High concentrations of disinfection byproducts in tap water are a possible culprit in bladder cancer.
A recent study by Prof. YU Wenzheng’s team from the Research Center for Eco-Environmental Science of the Chinese Academy of Sciences highlighted this risk and suggested sustainable solutions such as ozone biofiltration and nanofiltration to increase the safety of drinking water. This study was published in Nature Sustainability on June 9.
The provision of safe, reliable drinking water is fundamentally important. Although disinfection is meant to make water safer to drink, byproducts of chlorine-based disinfection are harmful substances that pose a long-term public health risk.
In this study, the researchers conducted a national assessment of tap water across China. They found notable geographical differences in disinfection byproduct concentrations in tap water across China, with higher concentrations in the northeast and the mid-Yangtze River region.
Based on officially published disease data, the researchers then verified the spatial relationship between disinfection byproducts and bladder cancer. That is, regions with a high incidence of bladder cancer are characterized by significantly higher concentrations of disinfection byproducts than other areas.
However, the toxicity of disinfection byproducts is not only determined by their concentration, but also by their composition. Bromine-containing disinfection byproducts are more toxic than those containing chlorine. Coastal regions with seawater intrusion showed higher bromine-containing disinfection byproducts and associated toxicity.
In addition, the concentration of bromine-containing disinfection byproducts is strongly associated with GDP, pollutant discharge, and other human factors. “Therefore, countries and regions experiencing rapid socioeconomic development might be facing higher disinfection byproduct toxicity, and they should consider adopting solutions to address the potential health risk caused by poor drinking water,” said YU Wenzheng, corresponding author of the study.

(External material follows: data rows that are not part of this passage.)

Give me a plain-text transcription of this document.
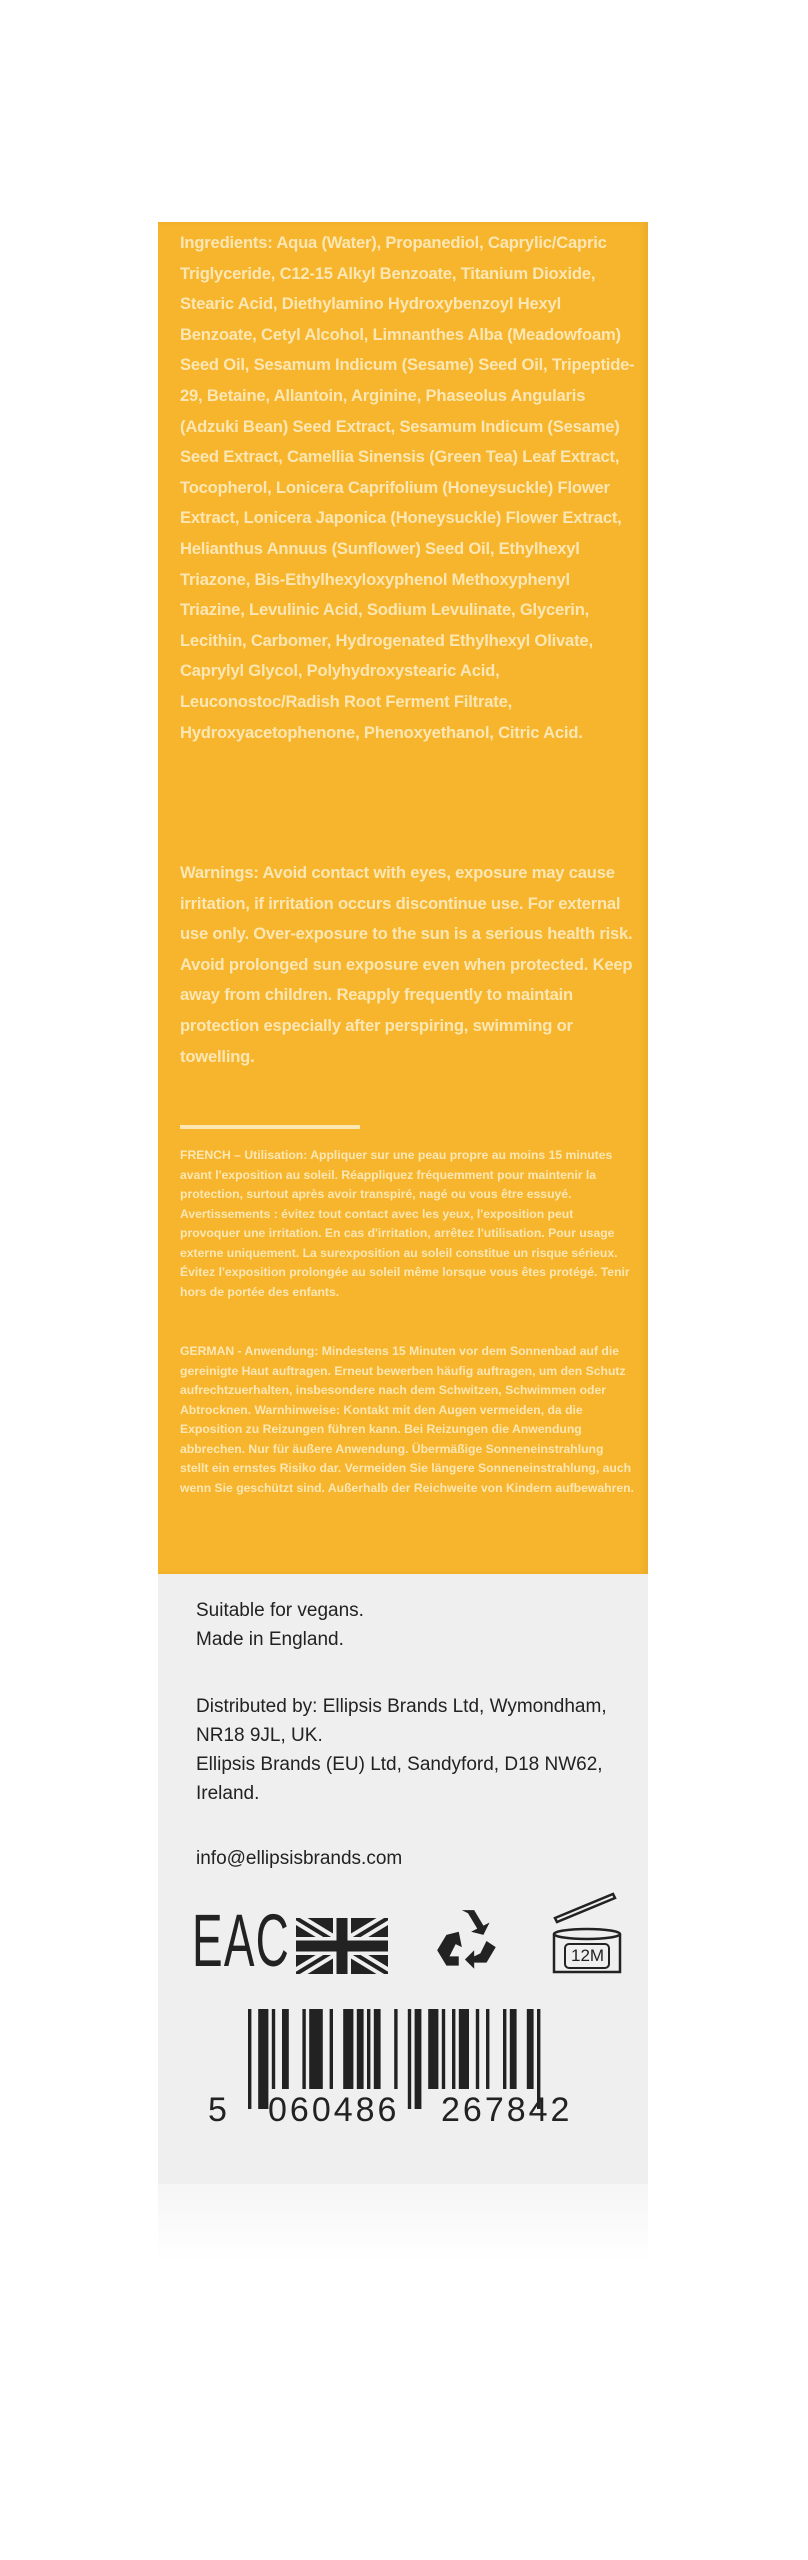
Ingredients: Aqua (Water), Propanediol, Caprylic/Capric Triglyceride, C12-15 Alkyl Benzoate, Titanium Dioxide, Stearic Acid, Diethylamino Hydroxybenzoyl Hexyl Benzoate, Cetyl Alcohol, Limnanthes Alba (Meadowfoam) Seed Oil, Sesamum Indicum (Sesame) Seed Oil, Tripeptide-29, Betaine, Allantoin, Arginine, Phaseolus Angularis (Adzuki Bean) Seed Extract, Sesamum Indicum (Sesame) Seed Extract, Camellia Sinensis (Green Tea) Leaf Extract, Tocopherol, Lonicera Caprifolium (Honeysuckle) Flower Extract, Lonicera Japonica (Honeysuckle) Flower Extract, Helianthus Annuus (Sunflower) Seed Oil, Ethylhexyl Triazone, Bis-Ethylhexyloxyphenol Methoxyphenyl Triazine, Levulinic Acid, Sodium Levulinate, Glycerin, Lecithin, Carbomer, Hydrogenated Ethylhexyl Olivate, Caprylyl Glycol, Polyhydroxystearic Acid, Leuconostoc/Radish Root Ferment Filtrate, Hydroxyacetophenone, Phenoxyethanol, Citric Acid.
Warnings: Avoid contact with eyes, exposure may cause irritation, if irritation occurs discontinue use. For external use only. Over-exposure to the sun is a serious health risk. Avoid prolonged sun exposure even when protected. Keep away from children. Reapply frequently to maintain protection especially after perspiring, swimming or towelling.
FRENCH – Utilisation: Appliquer sur une peau propre au moins 15 minutes avant l'exposition au soleil. Réappliquez fréquemment pour maintenir la protection, surtout après avoir transpiré, nagé ou vous être essuyé. Avertissements : évitez tout contact avec les yeux, l'exposition peut provoquer une irritation. En cas d'irritation, arrêtez l'utilisation. Pour usage externe uniquement. La surexposition au soleil constitue un risque sérieux. Évitez l'exposition prolongée au soleil même lorsque vous êtes protégé. Tenir hors de portée des enfants.
GERMAN - Anwendung: Mindestens 15 Minuten vor dem Sonnenbad auf die gereinigte Haut auftragen. Erneut bewerben häufig auftragen, um den Schutz aufrechtzuerhalten, insbesondere nach dem Schwitzen, Schwimmen oder Abtrocknen. Warnhinweise: Kontakt mit den Augen vermeiden, da die Exposition zu Reizungen führen kann. Bei Reizungen die Anwendung abbrechen. Nur für äußere Anwendung. Übermäßige Sonneneinstrahlung stellt ein ernstes Risiko dar. Vermeiden Sie längere Sonneneinstrahlung, auch wenn Sie geschützt sind. Außerhalb der Reichweite von Kindern aufbewahren.
Suitable for vegans.
Made in England.
Distributed by: Ellipsis Brands Ltd, Wymondham, NR18 9JL, UK.
Ellipsis Brands (EU) Ltd, Sandyford, D18 NW62, Ireland.
info@ellipsisbrands.com
EAC	12M
5 060486 267842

Advanced water treatment such as ozone biofiltration can effectively remove disinfection byproduct precursors, according to the researchers. In Shanghai, more than 60% of the city’s water plants use such biofiltration to enhance their water treatment, resulting in a much lower disinfection byproduct level than China’s three other largest cities. Therefore, this approach can be used to reduce the risk of disinfection byproducts in economically developed areas.
Sourcing water from less polluted areas may also be a solution, according to the researchers. For example, water supplied to the Haihe River region through the South-to-North Water Diversion Project has not only alleviated the region’s water scarcity, but has also improved water quality in an area that previously suffered from severe organic water pollution.
In addition to proposing altering water sources and enhancing water treatment processes, the researchers also demonstrated that nanofiltration is as an effective household treatment to improve water quality and reduce the health risk of disinfection byproducts.
“Nanofiltration is a promising point-of-use technology to guarantee household drinking water safety. Besides disinfection byproducts, other potential microcontaminants in tap water can also be removed by nanofiltration,” said YU.
All in all, rapid urbanization is raising concerns about the impact of various pollutants on drinking water and health. “This is the first attempt to evaluate the health risk of tap water,” said LIU Mengjie, first author of the study. “We are hoping to see more intensive and detailed surveys of disinfection byproducts and other contaminants performed at the national level.”
According to the researchers, high-resolution spatial and temporal data will enable researchers to better reveal the relationship between tap water quality and human health, thus helping to lower tap water risks.